Øksnes Church (Øksnes kirke) is a parish church of the Church of Norway in Øksnes Municipality in Nordland county, Norway. It is located on the southeastern tip of the island of Skogsøya. It is one of the churches for the Øksnes parish which is part of the Vesterålen prosti (deanery) in the Diocese of Sør-Hålogaland. The white, wooden church was built in a cruciform style in 1703 using plans drawn up by an unknown architect. The church seats about 450 people.

==History==
The earliest existing historical records of the church date back to 1381, but it was not new that year. Not much is known about the medieval church or the buildings on the site over the centuries. The present church was possibly built in 1703. In 1716, it underwent some repair work and then again in 1754-1755 there was another renovation. By 1788, the church was in "fragile" condition so a massive renovation was planned. In 1794-1795, the church was totally renovated. The building was virtually rebuilt from the foundation up, reusing all of the materials that were still in good condition.

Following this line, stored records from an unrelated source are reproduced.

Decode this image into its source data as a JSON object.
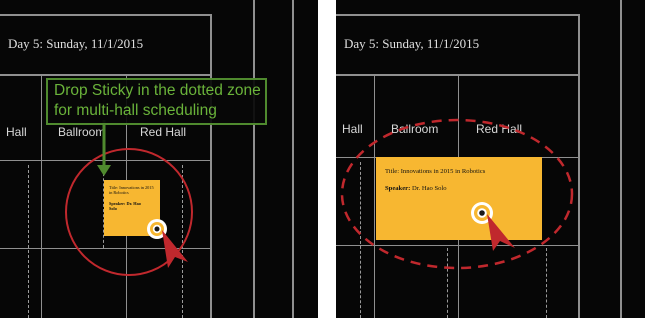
{
  "left_panel": {
    "day_title": "Day 5: Sunday, 11/1/2015",
    "halls": [
      "Hall",
      "Ballroom",
      "Red Hall"
    ],
    "tooltip": {
      "line1": "Drop Sticky in the dotted zone",
      "line2": "for multi-hall scheduling"
    },
    "sticky": {
      "title": "Title: Innovations in 2015 in Robotics",
      "speaker": "Speaker: Dr. Hao Solo"
    }
  },
  "right_panel": {
    "day_title": "Day 5: Sunday, 11/1/2015",
    "halls": [
      "Hall",
      "Ballroom",
      "Red Hall"
    ],
    "sticky": {
      "title_label": "Title:",
      "title_value": "Innovations in 2015 in Robotics",
      "speaker_label": "Speaker:",
      "speaker_value": "Dr. Hao Solo"
    }
  },
  "colors": {
    "sticky": "#f7b731",
    "highlight": "#c0282d",
    "tooltip_border": "#4f8a2e",
    "tooltip_text": "#6ab33a",
    "background": "#060606"
  },
  "icons": [
    "cursor-arrow-icon",
    "drag-target-icon",
    "down-arrow-icon"
  ]
}
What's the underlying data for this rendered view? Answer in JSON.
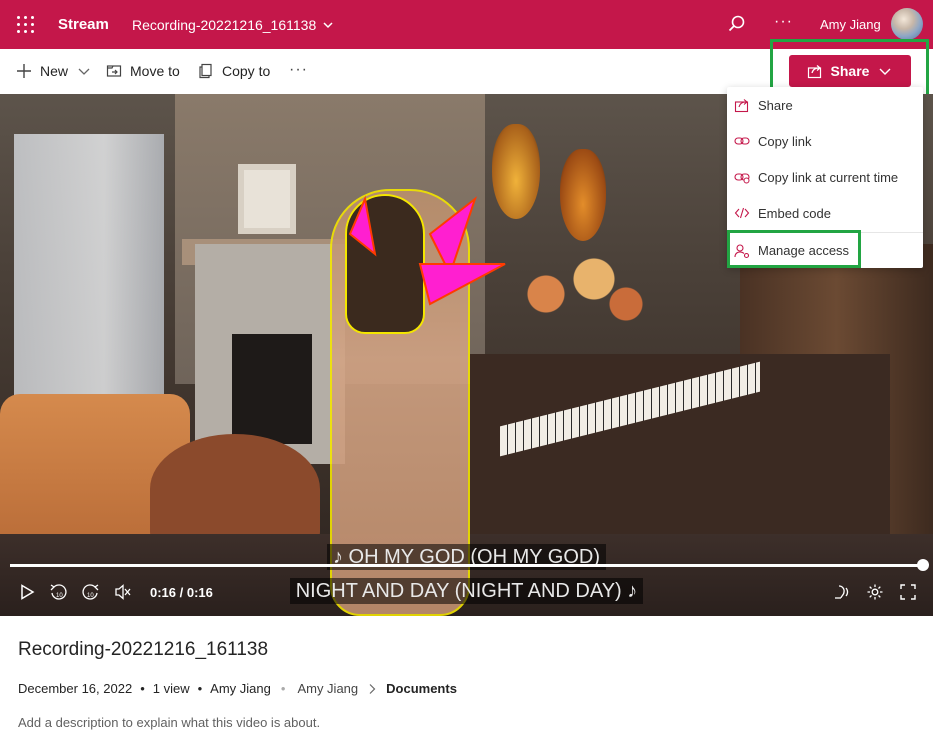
{
  "app": {
    "name": "Stream",
    "document_title": "Recording-20221216_161138",
    "user_name": "Amy Jiang",
    "accent_color": "#c4174a"
  },
  "command_bar": {
    "new_label": "New",
    "move_label": "Move to",
    "copy_label": "Copy to",
    "more_label": "···",
    "share_label": "Share"
  },
  "share_menu": {
    "items": [
      {
        "label": "Share",
        "icon": "share-icon"
      },
      {
        "label": "Copy link",
        "icon": "link-icon"
      },
      {
        "label": "Copy link at current time",
        "icon": "link-time-icon"
      },
      {
        "label": "Embed code",
        "icon": "code-icon"
      },
      {
        "label": "Manage access",
        "icon": "manage-access-icon"
      }
    ],
    "highlight_color": "#22a543"
  },
  "player": {
    "caption_line1": "♪ OH MY GOD (OH MY GOD)",
    "caption_line2": "NIGHT AND DAY (NIGHT AND DAY) ♪",
    "timecode": "0:16 / 0:16",
    "progress": 1.0
  },
  "details": {
    "title": "Recording-20221216_161138",
    "date": "December 16, 2022",
    "views": "1 view",
    "owner": "Amy Jiang",
    "breadcrumb_user": "Amy Jiang",
    "breadcrumb_folder": "Documents",
    "description_placeholder": "Add a description to explain what this video is about."
  }
}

In 1814, this church served as an election church (valgkirke). Together with more than 300 other parish churches across Norway, it was a polling station for elections to the 1814 Norwegian Constituent Assembly which wrote the Constitution of Norway. This was Norway's first national elections. Each church parish was a constituency that elected people called "electors" who later met together in each county to elect the representatives for the assembly that was to meet at Eidsvoll Manor later that year.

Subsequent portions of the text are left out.